Being blessed in the biblical sense is not a reprieve from suffering, unfortunately.  There is no such thing.  But being blessed in the sense of the beatitudes means an awareness that God hasn’t forgotten about you in your pain and misery and that healing and wholeness and restoration are somewhere at work in your life.  Amen?  There are plenty of miserable, wealthy, physically fit married people.
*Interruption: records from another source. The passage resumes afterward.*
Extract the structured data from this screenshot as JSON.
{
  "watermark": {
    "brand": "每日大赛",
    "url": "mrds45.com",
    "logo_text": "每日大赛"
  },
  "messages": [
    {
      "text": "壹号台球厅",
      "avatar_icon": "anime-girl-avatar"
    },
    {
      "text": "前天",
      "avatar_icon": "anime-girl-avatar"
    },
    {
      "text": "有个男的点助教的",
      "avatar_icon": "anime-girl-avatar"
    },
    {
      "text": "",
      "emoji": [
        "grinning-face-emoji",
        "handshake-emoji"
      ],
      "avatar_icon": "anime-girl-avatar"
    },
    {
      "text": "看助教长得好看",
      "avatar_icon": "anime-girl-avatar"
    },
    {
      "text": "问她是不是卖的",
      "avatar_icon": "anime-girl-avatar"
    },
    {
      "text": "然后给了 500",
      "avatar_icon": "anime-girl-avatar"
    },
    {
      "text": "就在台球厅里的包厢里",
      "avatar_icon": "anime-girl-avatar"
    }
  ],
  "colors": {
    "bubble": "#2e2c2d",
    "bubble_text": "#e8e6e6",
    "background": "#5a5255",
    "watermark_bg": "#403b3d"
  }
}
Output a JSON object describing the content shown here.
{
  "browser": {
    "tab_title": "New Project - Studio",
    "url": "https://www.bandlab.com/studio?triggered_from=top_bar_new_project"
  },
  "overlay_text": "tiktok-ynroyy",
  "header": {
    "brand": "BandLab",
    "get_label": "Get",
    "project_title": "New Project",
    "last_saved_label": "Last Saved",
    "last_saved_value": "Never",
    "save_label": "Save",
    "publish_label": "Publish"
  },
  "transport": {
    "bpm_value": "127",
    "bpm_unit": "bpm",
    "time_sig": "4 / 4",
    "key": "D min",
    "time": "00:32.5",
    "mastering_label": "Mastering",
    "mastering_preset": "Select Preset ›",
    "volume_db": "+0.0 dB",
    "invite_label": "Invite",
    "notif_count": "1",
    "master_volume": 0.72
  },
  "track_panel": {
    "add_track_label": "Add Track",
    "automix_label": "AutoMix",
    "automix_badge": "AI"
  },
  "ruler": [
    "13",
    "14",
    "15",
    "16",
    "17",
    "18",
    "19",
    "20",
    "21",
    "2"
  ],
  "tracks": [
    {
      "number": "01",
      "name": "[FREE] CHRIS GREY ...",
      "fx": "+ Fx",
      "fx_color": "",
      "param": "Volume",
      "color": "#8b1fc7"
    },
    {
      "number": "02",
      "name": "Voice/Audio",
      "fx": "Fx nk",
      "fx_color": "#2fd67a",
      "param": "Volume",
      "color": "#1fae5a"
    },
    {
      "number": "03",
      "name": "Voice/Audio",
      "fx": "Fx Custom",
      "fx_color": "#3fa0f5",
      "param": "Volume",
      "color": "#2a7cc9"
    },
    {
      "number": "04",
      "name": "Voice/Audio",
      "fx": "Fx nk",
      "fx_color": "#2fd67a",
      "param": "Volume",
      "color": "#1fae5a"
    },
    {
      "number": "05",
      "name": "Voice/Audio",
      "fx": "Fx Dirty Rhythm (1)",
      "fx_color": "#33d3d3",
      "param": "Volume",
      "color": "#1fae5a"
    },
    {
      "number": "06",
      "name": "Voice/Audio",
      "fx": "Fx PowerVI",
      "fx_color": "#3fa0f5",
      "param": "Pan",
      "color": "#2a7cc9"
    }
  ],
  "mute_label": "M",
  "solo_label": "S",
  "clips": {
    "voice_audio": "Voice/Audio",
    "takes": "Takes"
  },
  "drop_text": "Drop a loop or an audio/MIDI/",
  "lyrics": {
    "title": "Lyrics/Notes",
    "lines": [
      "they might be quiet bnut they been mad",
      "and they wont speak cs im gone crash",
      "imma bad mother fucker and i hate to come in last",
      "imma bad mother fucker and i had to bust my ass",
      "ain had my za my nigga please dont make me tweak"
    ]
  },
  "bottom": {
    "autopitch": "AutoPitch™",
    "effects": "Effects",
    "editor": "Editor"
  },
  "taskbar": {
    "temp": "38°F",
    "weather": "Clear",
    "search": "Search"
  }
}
Isn’t that the truth?  I hope they’re none of you.  Maybe the Governor of South Carolina, I don’t know.  Sorry men, that wasn’t fair.  Brothers and sisters, being blessed doesn’t include or preclude any of that.  Being blessed in the biblical sense means being aware that you need Jesus and that Jesus needs you in order to be a blessing to someone else, right?

If my spouse should die on me, no one is more fit to minister to me than a widow or a widower.  If my life is in constant turmoil, no one is more capable of setting me at ease than a peacemaker.  If my circumstances have fed me with the bitter nourishment of injustice, no one can ease my pain better than a prophet.  If I become cynical about human nature, no one is better equipped to jolt me back on track than someone pure in heart.  And yes, if I become poor in spirit, there is no better representative of the kingdom of heaven than a face lick from my dog, Levi, to lift me up and make me aware that Jesus is there.

Blessed are each and every one of you for being a blessing to me and those around you.  Being blessed is being aware you are the blessing.  As I close here with my final preached words here at Whitney, I leave you with no better sentiments of Gospel meaning and “beatitudiness” than this: After 10 long years of collaborating together making some of the greatest music every written and produced, after 10 long years fraught with joy and sadness, deep friendship and some serious infighting, after everything the Beatles had ever written, composed and sung about the subject of love, it all came down succinctly boiled to its most precious, purest lyric.  On their last album, titled simply “The End,” the end of their partnership, the end of the Beatles, the end of the most meaningful times in our lives for some of us, Paul McCartney penned these words.  They are the very gospel of Jesus “And in the end, the love you take is equal to the love you make.”  Blessed are you.

These words I speak to you this morning I give to you in the name of our Lord and Savior, Jesus Christ.